In a legal battlefield with a deep-pocketed, government-abetted defense company, the challenges are many — including intimidation, judge-baiting, framing, and possible visits from a hit man. Thornton resorts to clever and resilient tactics, such as calling on his friend Brittany (Tania Raymonde), a prostitute with a heart of gold and a habit. The plot’s thickening includes his former partnership — and now contentious sparring partner — with creepy law-firm magnate Donald Cooperman (William Hurt, in another of his sordidly compelling roles, killing it softly), who responds to the pending legal action with, “I want a ‘shock and awe’ shit show. Should this man sue us, he needs to regret it.” Billy’s ex-wife (Maria Bello) still works with him.

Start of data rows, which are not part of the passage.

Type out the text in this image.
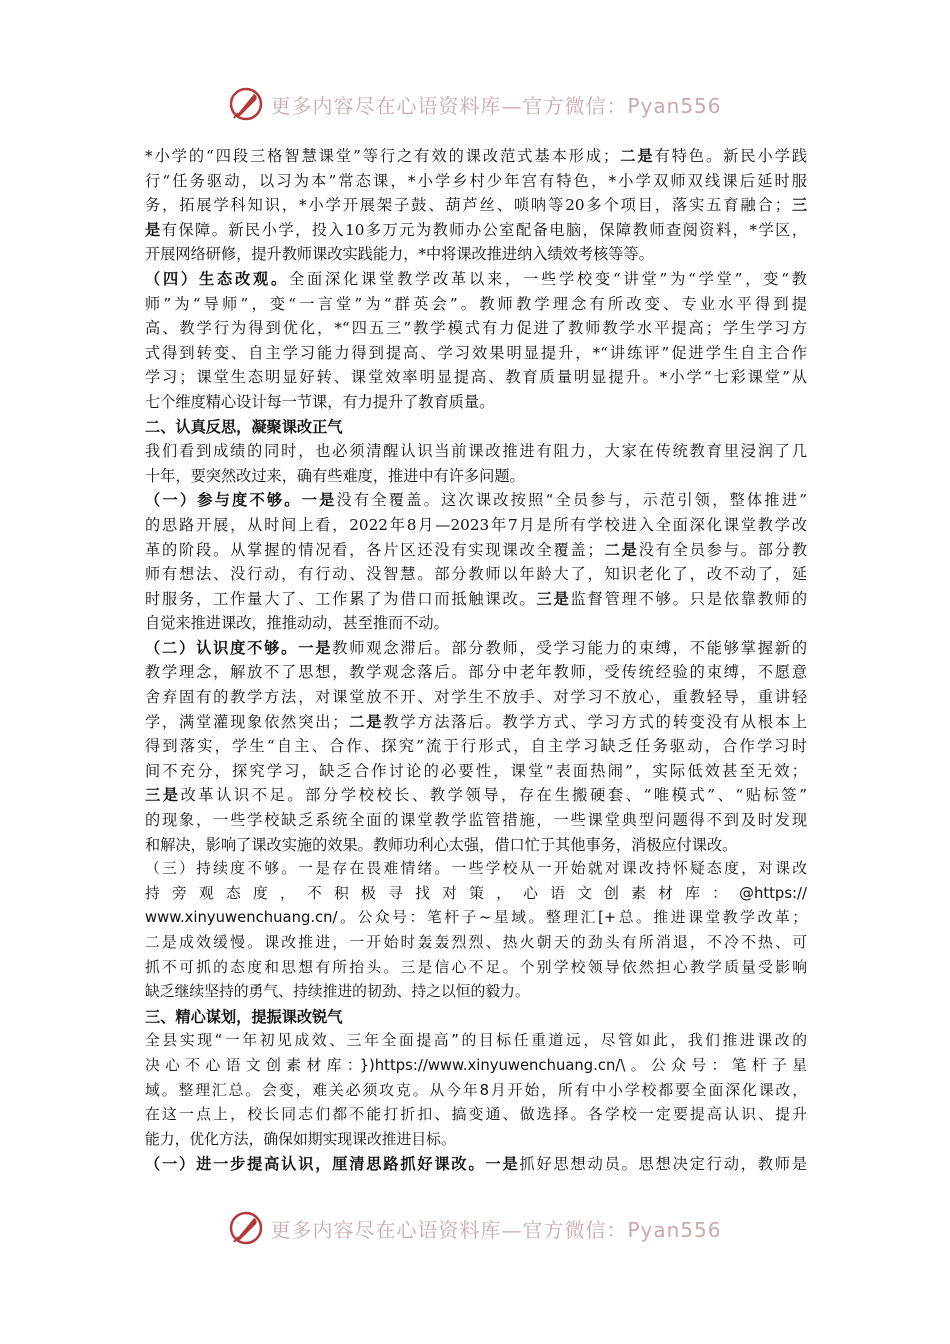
更多内容尽在心语资料库—官方微信：Pyan556
*小学的“四段三格智慧课堂”等行之有效的课改范式基本形成；二是有特色。新民小学践
行“任务驱动，以习为本”常态课，*小学乡村少年宫有特色，*小学双师双线课后延时服
务，拓展学科知识，*小学开展架子鼓、葫芦丝、唢呐等20多个项目，落实五育融合；三
是有保障。新民小学，投入10多万元为教师办公室配备电脑，保障教师查阅资料，*学区，
开展网络研修，提升教师课改实践能力，*中将课改推进纳入绩效考核等等。
（四）生态改观。全面深化课堂教学改革以来，一些学校变“讲堂”为“学堂”，变“教
师”为“导师”，变“一言堂”为“群英会”。教师教学理念有所改变、专业水平得到提
高、教学行为得到优化，*“四五三”教学模式有力促进了教师教学水平提高；学生学习方
式得到转变、自主学习能力得到提高、学习效果明显提升，*“讲练评”促进学生自主合作
学习；课堂生态明显好转、课堂效率明显提高、教育质量明显提升。*小学“七彩课堂”从
七个维度精心设计每一节课，有力提升了教育质量。
二、认真反思，凝聚课改正气
我们看到成绩的同时，也必须清醒认识当前课改推进有阻力，大家在传统教育里浸润了几
十年，要突然改过来，确有些难度，推进中有许多问题。
（一）参与度不够。一是没有全覆盖。这次课改按照“全员参与，示范引领，整体推进”
的思路开展，从时间上看，2022年8月—2023年7月是所有学校进入全面深化课堂教学改
革的阶段。从掌握的情况看，各片区还没有实现课改全覆盖；二是没有全员参与。部分教
师有想法、没行动，有行动、没智慧。部分教师以年龄大了，知识老化了，改不动了，延
时服务，工作量大了、工作累了为借口而抵触课改。三是监督管理不够。只是依靠教师的
自觉来推进课改，推推动动，甚至推而不动。
（二）认识度不够。一是教师观念滞后。部分教师，受学习能力的束缚，不能够掌握新的
教学理念，解放不了思想，教学观念落后。部分中老年教师，受传统经验的束缚，不愿意
舍弃固有的教学方法，对课堂放不开、对学生不放手、对学习不放心，重教轻导，重讲轻
学，满堂灌现象依然突出；二是教学方法落后。教学方式、学习方式的转变没有从根本上
得到落实，学生“自主、合作、探究”流于行形式，自主学习缺乏任务驱动，合作学习时
间不充分，探究学习，缺乏合作讨论的必要性，课堂“表面热闹”，实际低效甚至无效；
三是改革认识不足。部分学校校长、教学领导，存在生搬硬套、“唯模式”、“贴标签”
的现象，一些学校缺乏系统全面的课堂教学监管措施，一些课堂典型问题得不到及时发现
和解决，影响了课改实施的效果。教师功利心太强，借口忙于其他事务，消极应付课改。
（三）持续度不够。一是存在畏难情绪。一些学校从一开始就对课改持怀疑态度，对课改
持 旁 观 态 度 ， 不 积 极 寻 找 对 策 ， 心 语 文 创 素 材 库 ： @https://
www.xinyuwenchuang.cn/。公众号：笔杆子~星域。整理汇[+总。推进课堂教学改革；
二是成效缓慢。课改推进，一开始时轰轰烈烈、热火朝天的劲头有所消退，不冷不热、可
抓不可抓的态度和思想有所抬头。三是信心不足。个别学校领导依然担心教学质量受影响
缺乏继续坚持的勇气、持续推进的韧劲、持之以恒的毅力。
三、精心谋划，提振课改锐气
全县实现“一年初见成效、三年全面提高”的目标任重道远，尽管如此，我们推进课改的
决心不心语文创素材库：})https://www.xinyuwenchuang.cn/\。公众号：笔杆子星
域。整理汇总。会变，难关必须攻克。从今年8月开始，所有中小学校都要全面深化课改，
在这一点上，校长同志们都不能打折扣、搞变通、做选择。各学校一定要提高认识、提升
能力，优化方法，确保如期实现课改推进目标。
（一）进一步提高认识，厘清思路抓好课改。一是抓好思想动员。思想决定行动，教师是
更多内容尽在心语资料库—官方微信：Pyan556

Side plots involve the tension of his tenuous relationship with his daughter, in-house conniving at the law firm, and our hero’s own redemption.

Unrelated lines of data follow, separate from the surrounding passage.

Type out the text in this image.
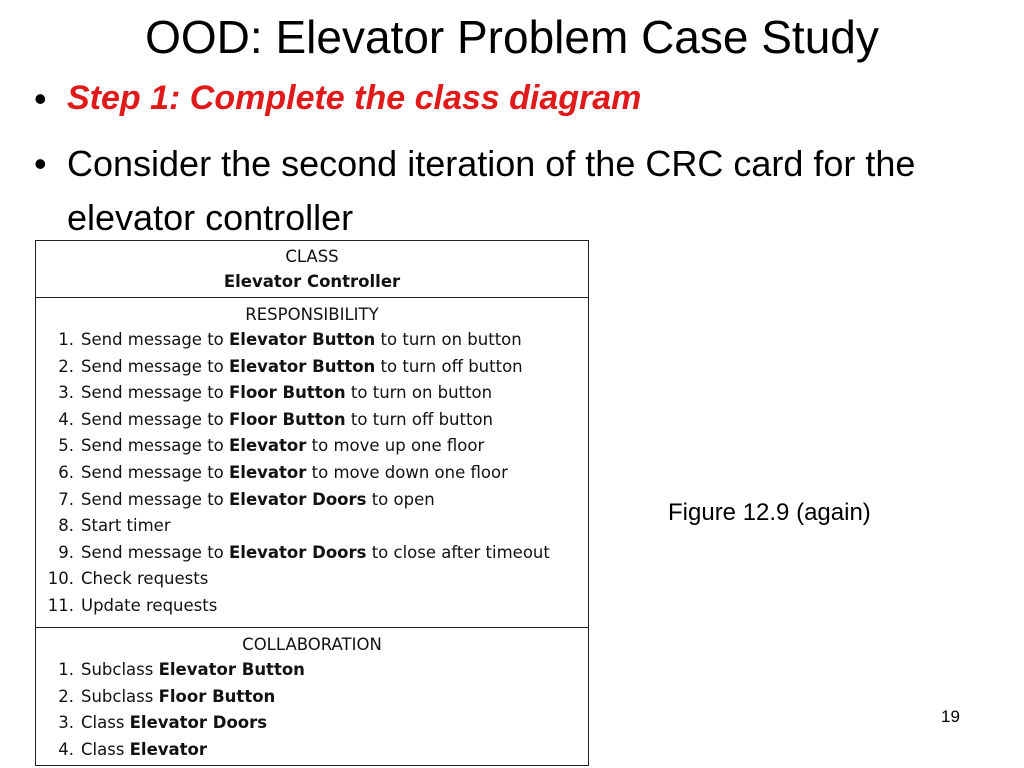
OOD: Elevator Problem Case Study
• Step 1: Complete the class diagram
• Consider the second iteration of the CRC card for the elevator controller
CLASS
Elevator Controller
RESPONSIBILITY
1. Send message to Elevator Button to turn on button
2. Send message to Elevator Button to turn off button
3. Send message to Floor Button to turn on button
4. Send message to Floor Button to turn off button
5. Send message to Elevator to move up one floor
6. Send message to Elevator to move down one floor
7. Send message to Elevator Doors to open
8. Start timer
9. Send message to Elevator Doors to close after timeout
10. Check requests
11. Update requests
COLLABORATION
1. Subclass Elevator Button
2. Subclass Floor Button
3. Class Elevator Doors
4. Class Elevator
Figure 12.9 (again)
19
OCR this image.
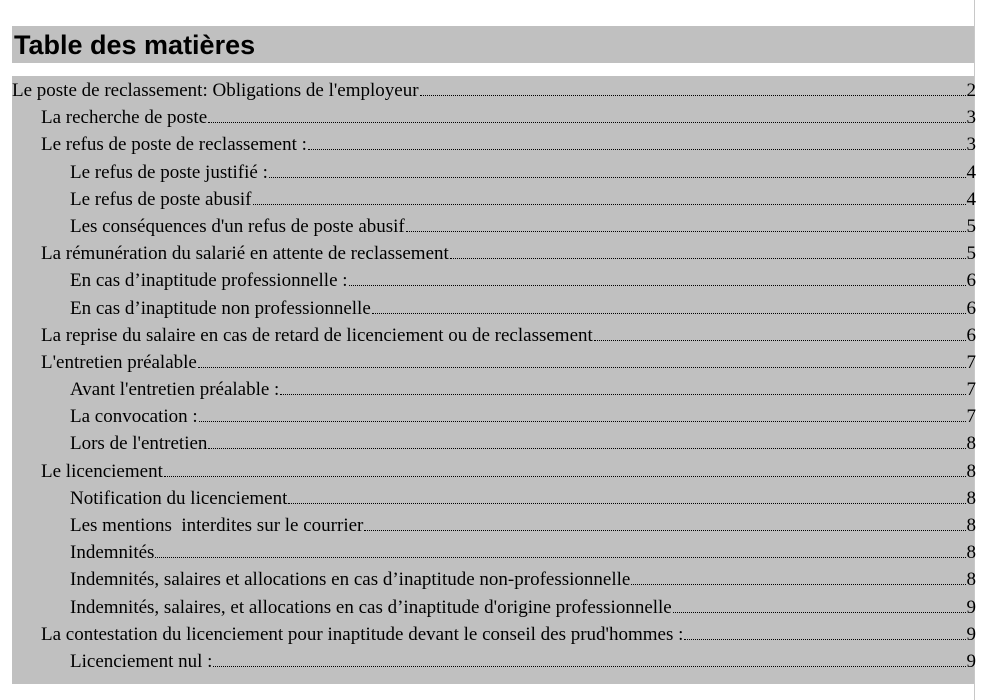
Table des matières
Le poste de reclassement: Obligations de l'employeur	2
La recherche de poste	3
Le refus de poste de reclassement :	3
Le refus de poste justifié :	4
Le refus de poste abusif	4
Les conséquences d'un refus de poste abusif	5
La rémunération du salarié en attente de reclassement	5
En cas d’inaptitude professionnelle :	6
En cas d’inaptitude non professionnelle	6
La reprise du salaire en cas de retard de licenciement ou de reclassement	6
L'entretien préalable	7
Avant l'entretien préalable :	7
La convocation :	7
Lors de l'entretien	8
Le licenciement	8
Notification du licenciement	8
Les mentions  interdites sur le courrier	8
Indemnités	8
Indemnités, salaires et allocations en cas d’inaptitude non-professionnelle	8
Indemnités, salaires, et allocations en cas d’inaptitude d'origine professionnelle	9
La contestation du licenciement pour inaptitude devant le conseil des prud'hommes :	9
Licenciement nul :	9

Back to the Ocean Lodge crane shots: That touch also represents a fascinating morphing medium angle tucked into Goliath, further proof of TV’s dramatic rebirth and entry into the higher quarters of American culture. Crane shots were once a sign of a big budget, rarely seen on television. Today, cheap camera-bearing drones do the trick. A once-prohibitive technology is now in the hands of the people. The eight-episode series also represents a triumphant entry into the “new TV” dimension from a hero of old-school television — David E. Kelley, he of Ally McBeal, The Practice, and Boston Legal fame. This is his first new project in eight years, and it’s in the notably different atmosphere of non-broadcast TV and its bigger budgets, with free creative control and the ability to create one fixed, long piece versus a series of undetermined length.

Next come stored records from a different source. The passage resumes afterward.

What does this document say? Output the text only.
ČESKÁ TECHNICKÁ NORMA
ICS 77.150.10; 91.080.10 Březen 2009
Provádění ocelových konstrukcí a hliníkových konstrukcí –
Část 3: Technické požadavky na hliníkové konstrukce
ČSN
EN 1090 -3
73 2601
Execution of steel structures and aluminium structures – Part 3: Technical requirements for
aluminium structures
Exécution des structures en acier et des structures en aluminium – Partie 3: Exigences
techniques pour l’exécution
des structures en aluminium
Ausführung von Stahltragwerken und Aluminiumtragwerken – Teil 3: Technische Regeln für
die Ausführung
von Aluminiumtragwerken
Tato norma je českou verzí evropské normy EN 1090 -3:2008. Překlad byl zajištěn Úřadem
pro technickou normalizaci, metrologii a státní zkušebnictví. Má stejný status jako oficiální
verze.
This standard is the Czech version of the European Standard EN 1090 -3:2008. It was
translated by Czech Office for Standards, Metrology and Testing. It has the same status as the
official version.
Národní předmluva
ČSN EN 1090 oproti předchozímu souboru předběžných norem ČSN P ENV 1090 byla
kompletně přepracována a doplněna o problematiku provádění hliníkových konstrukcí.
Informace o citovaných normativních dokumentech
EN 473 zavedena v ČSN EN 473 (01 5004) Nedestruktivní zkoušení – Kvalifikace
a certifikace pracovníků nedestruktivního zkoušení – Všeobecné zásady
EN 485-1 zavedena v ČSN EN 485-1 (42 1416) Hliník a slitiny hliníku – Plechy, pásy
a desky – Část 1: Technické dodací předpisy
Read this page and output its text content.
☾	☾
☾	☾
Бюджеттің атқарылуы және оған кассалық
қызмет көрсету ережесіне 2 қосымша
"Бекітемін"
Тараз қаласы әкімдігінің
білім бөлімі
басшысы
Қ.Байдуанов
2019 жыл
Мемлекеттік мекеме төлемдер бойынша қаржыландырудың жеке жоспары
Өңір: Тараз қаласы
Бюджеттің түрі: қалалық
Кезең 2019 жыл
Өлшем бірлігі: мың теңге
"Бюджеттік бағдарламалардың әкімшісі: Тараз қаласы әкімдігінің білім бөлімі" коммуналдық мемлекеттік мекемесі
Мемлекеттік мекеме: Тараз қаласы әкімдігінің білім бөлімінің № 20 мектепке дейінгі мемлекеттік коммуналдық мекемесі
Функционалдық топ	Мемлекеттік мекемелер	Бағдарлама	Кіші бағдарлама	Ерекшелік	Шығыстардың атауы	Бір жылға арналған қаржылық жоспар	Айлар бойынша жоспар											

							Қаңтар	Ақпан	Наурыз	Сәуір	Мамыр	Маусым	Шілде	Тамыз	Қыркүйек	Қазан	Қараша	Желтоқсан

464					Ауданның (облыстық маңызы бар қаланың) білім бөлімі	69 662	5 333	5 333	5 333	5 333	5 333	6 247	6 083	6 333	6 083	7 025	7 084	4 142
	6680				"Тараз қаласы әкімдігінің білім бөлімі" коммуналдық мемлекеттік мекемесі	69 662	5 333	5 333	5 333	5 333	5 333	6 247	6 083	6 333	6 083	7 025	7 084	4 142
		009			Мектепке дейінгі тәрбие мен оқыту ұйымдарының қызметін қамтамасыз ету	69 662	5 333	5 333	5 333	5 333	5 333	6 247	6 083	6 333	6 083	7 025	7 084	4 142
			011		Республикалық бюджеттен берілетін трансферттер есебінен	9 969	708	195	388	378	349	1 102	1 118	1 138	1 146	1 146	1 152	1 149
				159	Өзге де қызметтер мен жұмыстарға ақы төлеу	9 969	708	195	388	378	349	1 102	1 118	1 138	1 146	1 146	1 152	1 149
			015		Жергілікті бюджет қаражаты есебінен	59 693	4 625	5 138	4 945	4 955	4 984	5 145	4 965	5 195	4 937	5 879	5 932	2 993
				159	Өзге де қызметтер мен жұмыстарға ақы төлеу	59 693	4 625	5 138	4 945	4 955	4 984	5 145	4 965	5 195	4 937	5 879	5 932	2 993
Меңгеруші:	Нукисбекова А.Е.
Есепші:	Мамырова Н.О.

Thornton makes his own seamless transition from film to TV, and his bad boy savior presence itself wears very nicely in the long haul of eight hours, anchors the epic, and keeps us tuned in (be careful: it may be hard to watch just one episode at a time). In another film-echoing touch, the “Goliath” in the picture is played by the hatless Dwight Yoakam, who also played the villain factor in Thornton’s cinematic debut (and masterpiece), Sling Blade.
Goliath comes together with an uncommon and artistic small-screen power, the stuff of must-see TV. If it sometimes slips into the by-now care-worn TV law/courtroom genre, that cozy is roughed up with shady, multi-shaded characters and given a re-invigorating and artful shot in the arm. Plus, gotta love those crane shots.